Gérald Darmanin à Tunis pour faciliter l’expulsion des étrangers radicalisés
Le ministre français de l’Intérieur Gérald Darmanin a atterri vendredi à Tunis. La lutte contre le terrorisme sera évidemment au cœur de ses discussions avec les autorités tunisiennes, avec notamment la question du renvoi de Tunisiens radicalisés vers leur pays d’origine. Mais, la société civile tunisienne a mis en garde contre l’utilisation des attentats pour « l’augmentation massive des retours collectifs ».
Après Rome, le ministre français de l’Intérieur Gérald Darmanin s’est rendu à Tunis, deuxième étape de sa tournée méditerranéenne. Il a rencontré le Président de la République Kais Saied, son homologue Taoufik Charfeddine, ainsi que le ministre des Affaires étrangères Othman Jarandi et le chef du gouvernement Hichem Mechichi.
Il leur a notamment présenté une liste de leurs ressortissants en situation irrégulière en France, soupçonnés de radicalisation et que Paris souhaite expulser, a expliqué l’entourage du ministre. S’agissant de la Tunisie, cette liste comporte une vingtaine de personnes, dont Paris réclame l’expulsion. L’expulsion des Tunisiens fichés a jusqu’à présent été refusée en raison des restrictions liées à la pandémie de nouveau coronavirus, indique-t-on de source française.

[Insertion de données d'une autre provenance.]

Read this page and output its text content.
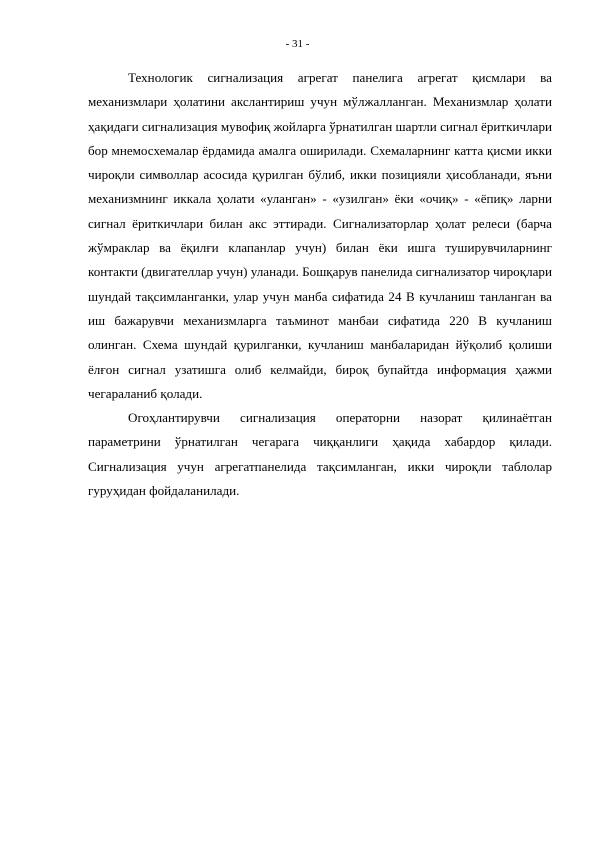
- 31 -

Технологик сигнализация агрегат панелига агрегат қисмлари ва механизмлари ҳолатини акслантириш учун мўлжалланган. Механизмлар ҳолати ҳақидаги сигнализация мувофиқ жойларга ўрнатилган шартли сигнал ёриткичлари бор мнемосхемалар ёрдамида амалга оширилади. Схемаларнинг катта қисми икки чироқли символлар асосида қурилган бўлиб, икки позицияли ҳисобланади, яъни механизмнинг иккала ҳолати «уланган» - «узилган» ёки «очиқ» - «ёпиқ» ларни сигнал ёриткичлари билан акс эттиради. Сигнализаторлар ҳолат релеси (барча жўмраклар ва ёқилғи клапанлар учун) билан ёки ишга туширувчиларнинг контакти (двигателлар учун) уланади. Бошқарув панелида сигнализатор чироқлари шундай тақсимланганки, улар учун манба сифатида 24 В кучланиш танланган ва иш бажарувчи механизмларга таъминот манбаи сифатида 220 В кучланиш олинган. Схема шундай қурилганки, кучланиш манбаларидан йўқолиб қолиши ёлғон сигнал узатишга олиб келмайди, бироқ бупайтда информация ҳажми чегараланиб қолади.

Огоҳлантирувчи сигнализация операторни назорат қилинаётган параметрини ўрнатилган чегарага чиққанлиги ҳақида хабардор қилади. Сигнализация учун агрегатпанелида тақсимланган, икки чироқли таблолар гуруҳидан фойдаланилади.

À lire aussi : En visite à Tunis, Gérald Darmanin entame une délicate mission
Prévue de longue date, cette visite a pris un tour nouveau avec l’attentat qui a fait trois morts dans la basilique de Nice fin octobre. L’auteur présumé est un jeune Tunisien fraîchement arrivé en Europe de manière irrégulière. Au total, 70 % des 231 étrangers en situation irrégulière en France et suivis pour radicalisation sont issus de la Tunisie, l’Algérie, le Maroc et la Russie.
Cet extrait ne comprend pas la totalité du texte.